Ich kam nicht zu einer Antwort. Hatte die Verbindungstür hinter mir nicht abgeschlossen, das tat ich nie. Peter stürmte herein. Ob er gelauscht hatte, um sich zu vergewissern, dass ich die Nerven behielt, oder ob er erst durch Tanjas Gebrüll aufmerksam geworden war, wie er behauptete, weiß ich nicht.
„Was soll das Geschrei?“, herrschte er sie an.
Im nächsten Augenblick sah er die herumliegenden Papiere und stutzte. Dann huschte ein abfälliges Lächeln um seine Mundwinkel. „Sieh an, du hast das sorgsam gehütete Familiengeheimnis gelüftet und willst deinen beruflichen Ehrgeiz damit befriedigen. Aber Felix hat etwas dagegen, und ohne sein Einverständnis geht es nun mal nicht.“
Mit den nächsten Sätzen wandte er sich an mich: „Keine Bange, du bist kein Allgemeingut, über das sich jeder sensationsgeile Schmierfink nach Belieben auslassen darf. Sie kann die alte Geschichte aufwärmen, das lässt sich leider nicht verbieten. Daran wird allerdings kein seriöses Nachrichtenmagazin interessiert sein. Und selbst wenn, darf sie weder deinen Namen nennen, noch sonst etwas. Verstanden?“
Ich war nicht sicher, ob sein letztes Wort an mich oder an sie gerichtet war. Als ich nickte, fügte er hinzu: „Dann pack den Kram zusammen und wirf ihn weg. Das hättest du längst tun sollen. Wieso hast du das alles überhaupt aufgehoben?“
Ja, wieso? Weil ich mich nicht lösen konnte von der Vergangenheit? Ich weiß es nicht, es ist heute auch nicht mehr wichtig.

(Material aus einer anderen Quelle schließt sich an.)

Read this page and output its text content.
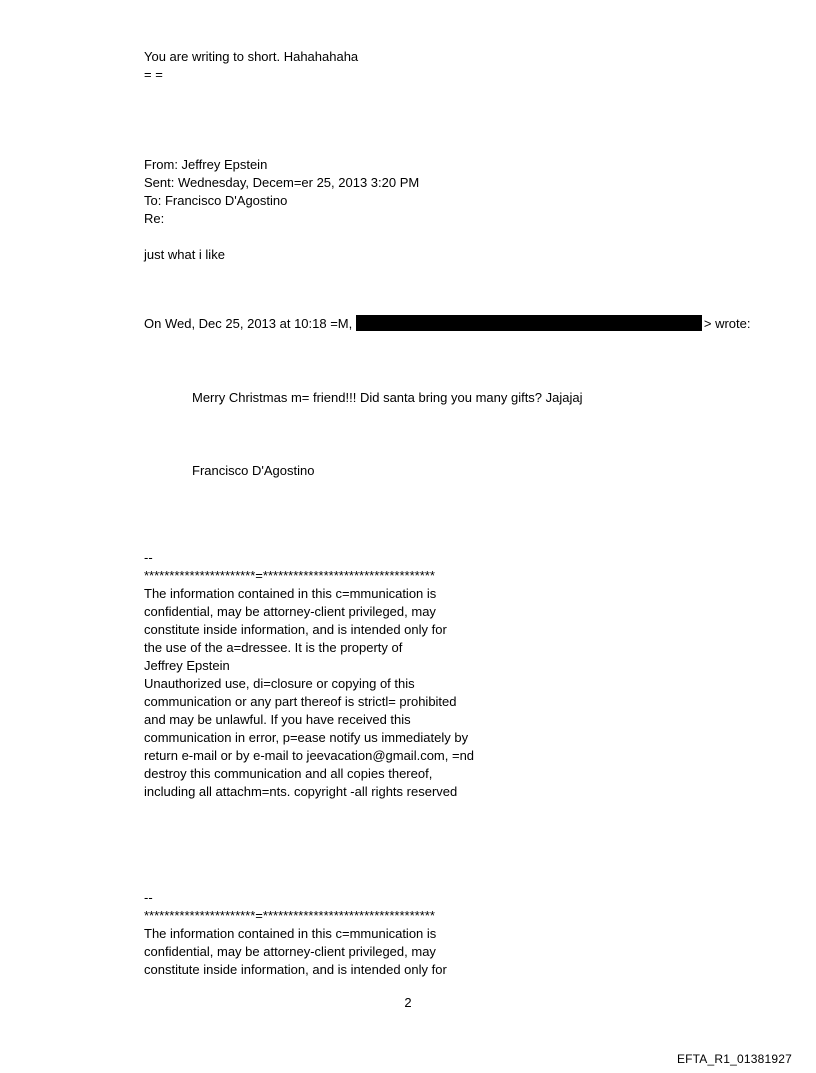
You are writing to short. Hahahahaha
= =
From: Jeffrey Epstein
Sent: Wednesday, Decem=er 25, 2013 3:20 PM
To: Francisco D'Agostino
Re:
just what i like
On Wed, Dec 25, 2013 at 10:18 =M,	> wrote:
Merry Christmas m= friend!!! Did santa bring you many gifts? Jajajaj
Francisco D'Agostino
--
**********************=**********************************
The information contained in this c=mmunication is
confidential, may be attorney-client privileged, may
constitute inside information, and is intended only for
the use of the a=dressee. It is the property of
Jeffrey Epstein
Unauthorized use, di=closure or copying of this
communication or any part thereof is strictl= prohibited
and may be unlawful. If you have received this
communication in error, p=ease notify us immediately by
return e-mail or by e-mail to jeevacation@gmail.com, =nd
destroy this communication and all copies thereof,
including all attachm=nts. copyright -all rights reserved
--
**********************=**********************************
The information contained in this c=mmunication is
confidential, may be attorney-client privileged, may
constitute inside information, and is intended only for
2
EFTA_R1_01381927
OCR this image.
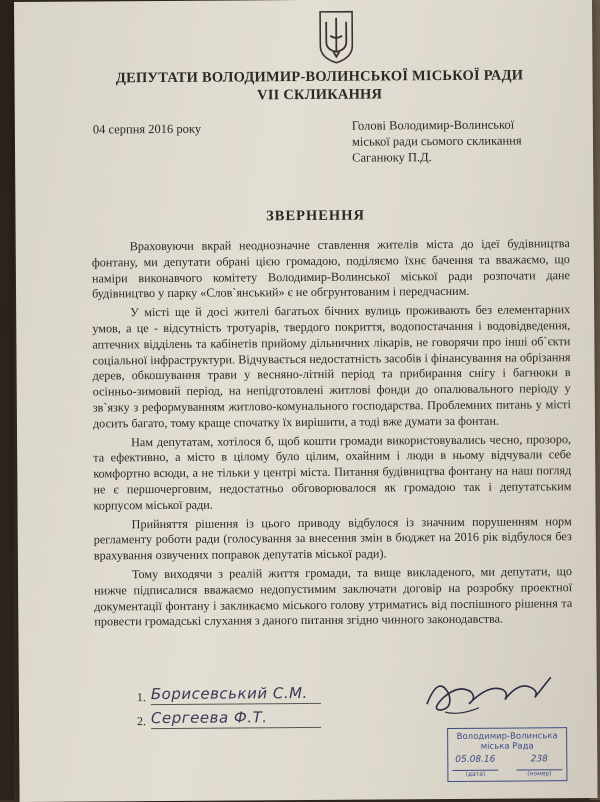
ДЕПУТАТИ ВОЛОДИМИР-ВОЛИНСЬКОЇ МІСЬКОЇ РАДИ
VII СКЛИКАННЯ
04 серпня 2016 року	Голові Володимир-Волинської
міської ради сьомого скликання
Саганюку П.Д.
ЗВЕРНЕННЯ

Враховуючи вкрай неоднозначне ставлення жителів міста до ідеї будівництва фонтану, ми депутати обрані цією громадою, поділяємо їхнє бачення та вважаємо, що наміри виконавчого комітету Володимир-Волинської міської ради розпочати дане будівництво у парку «Слов`янський» є не обгрунтованим і передчасним.

У місті ще й досі жителі багатьох бічних вулиць проживають без елементарних умов, а це - відсутність тротуарів, твердого покриття, водопостачання і водовідведення, аптечних відділень та кабінетів прийому дільничних лікарів, не говорячи про інші об`єкти соціальної інфраструктури. Відчувається недостатність засобів і фінансування на обрізання дерев, обкошування трави у весняно-літній період та прибирання снігу і багнюки в осінньо-зимовий період, на непідготовлені житлові фонди до опалювального періоду у зв`язку з реформуванням житлово-комунального господарства. Проблемних питань у місті досить багато, тому краще спочатку їх вирішити, а тоді вже думати за фонтан.

Нам депутатам, хотілося б, щоб кошти громади використовувались чесно, прозоро, та ефективно, а місто в цілому було цілим, охайним і люди в ньому відчували себе комфортно всюди, а не тільки у центрі міста. Питання будівництва фонтану на наш погляд не є першочерговим, недостатньо обговорювалося як громадою так і депутатським корпусом міської ради.

Прийняття рішення із цього приводу відбулося із значним порушенням норм регламенту роботи ради (голосування за внесення змін в бюджет на 2016 рік відбулося без врахування озвучених поправок депутатів міської ради).

Тому виходячи з реалій життя громади, та вище викладеного, ми депутати, що нижче підписалися вважаємо недопустимим заключати договір на розробку проектної документації фонтану і закликаємо міського голову утриматись від поспішного рішення та провести громадські слухання з даного питання згідно чинного законодавства.

1. Борисевський С.М.
2. Сергеева Ф.Т.
Володимир-Волинська
міська Рада
05.08.16
(дата)
238
(номер)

Nachdem Peter meine Wohnung verlassen hatte, wischte Tanja mit wenigen Handbewegungen das Bett frei, zog sich aus und legte sich hin. Nicht mal ihre Zahnbürste holte sie aus dem Rucksack.
Ihr muss vor Wut die Galle übergelaufen sein.
Ich sammelte jedes Blatt Papier vom Fußboden auf, legte es in die Schachtel und verstaute diese im Wohnzimmerschrank. Nach dem Zähneputzen schlug ich mein Nachtlager sicherheitshalber auf der Couch auf. So hatte ich den Schrank im Blick und ging jeder Auseinandersetzung aus dem Weg.